You should be warned: this is a happy-clappy Jesus post.
I trolled Youtube the other night for clips of Touched By an Angel.
I may as well admit to you now that it was for self-satisfaction. I wanted to cringe at the bad theology, the saccharine-sticky turns of phrase. I remember watching the show growing up, the family values program that my mother liked because nothing was racy and you didn't have to worry about language. (That's profanity for those outside the delicate circle of Southern Christianity.)
But what I found, between the moments that I did cringe, was the below clip. It's showy, it's over the top in a way, and it does have some theological problems. It is from an episode where a professor looks for the Ark of the Covenant and finds it, but also finds God. Faced with God's Presence, he humbles himself.
Just before, the angels that have guided the professor along the way sing a contemporary worship song about being before God: Down, at your feet O Lord, is the most hight place, in your presence Lord, I seek your face, I seek your face. For there is no higher calling, no greater honor, than to bow and kneel before your throne. I'm amazed by your glory, embraced by your mercy, O Lord, I live to worship you.
Hilary went into the hospital the next day to have surgery on her gallbladder. We arrived to the hospital in the early morning and waited five hours before my beautiful fiancée was wheeled back into surgery. Her mother and I sat in the waiting room discussing the Church, the needs in my generation and what hers could pass down. (She is a wise woman, a wisdom that was hard-won through and by a good life.)
There were no complications with the surgery, but Hilary stayed in the hospital overnight to rest.

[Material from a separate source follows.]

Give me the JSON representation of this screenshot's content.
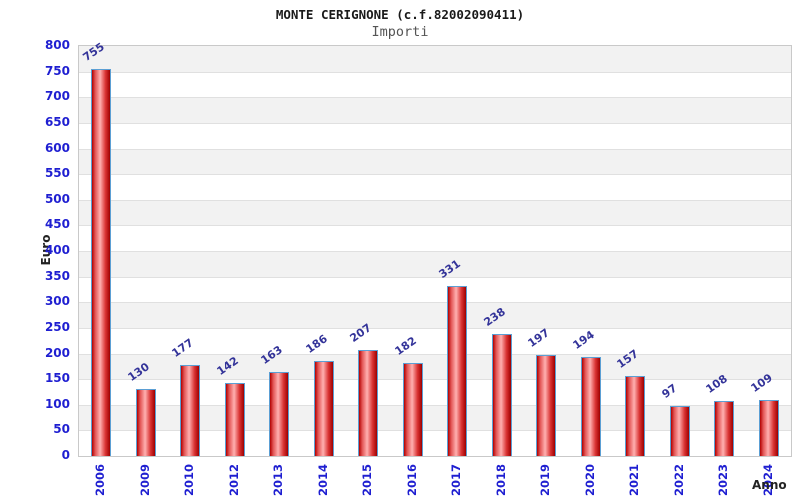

I brought her home yesterday, but had to circle back to the hospital when I had forgotten to take the one thing that mattered with us--the prescription for her pain meditation. Since, it was a long day of slow fed graham crackers and water, the usual rhythms of recovery, the busyness of getting still enough but checking on each incision and every need.
This morning I had a minute to pause, just barely a minute, and I pushed a prayer into the void, a prayer of recognition that in the midst of it there had not been much time for prayer, for reading the Bible, for doing much of anything. Maybe I was apologizing, maybe I was turning it back onto myself, but I felt the Presence of God, the lacy movement ripple of the fabric of space, gently drift across.
For I was hungry, and you gave Me something to eat; I was thirsty, and you gave Me something to drink; I was a stranger, and you invited Me in; naked, and you clothed Me; I was sick, and you visited Me; I was in prison, and you came to Me.’ Then the righteous will answer Him, ‘Lord, when did we see You hungry, and feed You, or thirsty, and give You something to drink? And when did we see You a stranger, and invite You in, or naked, and clothe You? When did we see You sick, or in prison, and come to You?’ The King will answer and say to them, ‘Truly I say to you, to the extent that you did it to one of these brothers of Mine, even the least of them, you did it to Me.’
And what song has been stuck in your head for the past three days?
Is this asked by God or asked by me? I'm not sure, but I do know the answer: Down at your feet O Lord ...
So I am here, in this moment, while Hilary sleeps, with this singular and small held thing, that whatever it is, it is enough. That it is prayer, this looking over others; that it can be our Scripture, this bringing them graham crackers.
I don't know what today looks like for you, but perhaps in the busyness of helping others be still, you need the reminding of the stillness within you. It's there. And I believe that God asks of us only that we recognize that God has made that enough.
For to serve is to serve God; to serve God is to be in the presence of God; and there is no higher calling and no greater honor than that.